- Born: 1758 Tiverton, Devon, England
- Died: 22 May 1815 (aged 56–57) Tiverton, Devon, England
- Occupation: Divine

= John Rendle =

English divine

John Rendle (1758 – 22 May 1815) was an English divine.

==Biography==
Rendle was born at Tiverton, Devon in 1758, and was educated at Blundell's School there. At school he showed a marked proficiency in classics, and won a scholarship which enabled him to proceed to Sidney-Sussex College, Cambridge. There he graduated B.A. in 1781, was appointed lecturer in mathematics, and shortly afterwards made fellow of his college. After several years' residence, he accepted a curacy at Ashbrittle, Somerset, and was afterwards presented with the living of Widdecombe, Devonshire. While there he married. He died near Tiverton, where he was visiting, on 22 May 1815.

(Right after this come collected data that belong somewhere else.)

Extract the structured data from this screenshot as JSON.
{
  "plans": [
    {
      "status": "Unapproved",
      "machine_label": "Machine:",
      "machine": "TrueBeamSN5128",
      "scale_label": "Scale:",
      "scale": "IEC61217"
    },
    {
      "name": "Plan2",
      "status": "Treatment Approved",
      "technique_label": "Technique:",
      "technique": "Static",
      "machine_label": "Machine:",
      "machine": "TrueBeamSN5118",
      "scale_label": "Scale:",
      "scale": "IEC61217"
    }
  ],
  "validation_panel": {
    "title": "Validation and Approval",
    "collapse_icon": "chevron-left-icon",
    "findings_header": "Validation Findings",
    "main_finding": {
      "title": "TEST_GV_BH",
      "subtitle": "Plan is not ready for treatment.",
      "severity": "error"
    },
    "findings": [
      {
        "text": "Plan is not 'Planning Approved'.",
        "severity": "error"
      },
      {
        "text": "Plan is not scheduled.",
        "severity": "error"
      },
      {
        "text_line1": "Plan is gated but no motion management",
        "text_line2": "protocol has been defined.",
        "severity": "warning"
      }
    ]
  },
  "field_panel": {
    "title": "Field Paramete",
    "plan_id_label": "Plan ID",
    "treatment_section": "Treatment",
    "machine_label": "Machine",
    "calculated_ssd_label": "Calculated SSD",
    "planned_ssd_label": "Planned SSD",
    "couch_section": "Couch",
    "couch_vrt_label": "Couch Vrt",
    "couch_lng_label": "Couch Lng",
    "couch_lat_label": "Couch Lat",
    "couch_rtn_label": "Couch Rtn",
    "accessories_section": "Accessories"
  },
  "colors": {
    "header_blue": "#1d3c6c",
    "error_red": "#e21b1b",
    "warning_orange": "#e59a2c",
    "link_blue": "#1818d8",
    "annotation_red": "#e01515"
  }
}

After leaving Cambridge he devoted his time to the study of classical and early Christian history, and acquired considerable reputation among scholars. In 1814 he published ‘The History of Tiberius, that incomparable monarch’ (London, 1814, 8vo), a learned work vindicating the character of the Emperor Tiberius. ‘The main object of the work is to prove that Tiberius was a convert to Christianity, and a great patron of it; and, moreover, that the unfavourable character given of Tiberius by Suetonius, Tacitus, and Dion was occasioned entirely by the partiality which the emperor displayed towards the Christians’ (Gent. Mag. 1815, ii. 87). He further attempts to prove that Strabo was the father of Sejanus. Rendle was the author of several papers on biblical criticism in the Orthodox Churchman's Magazine.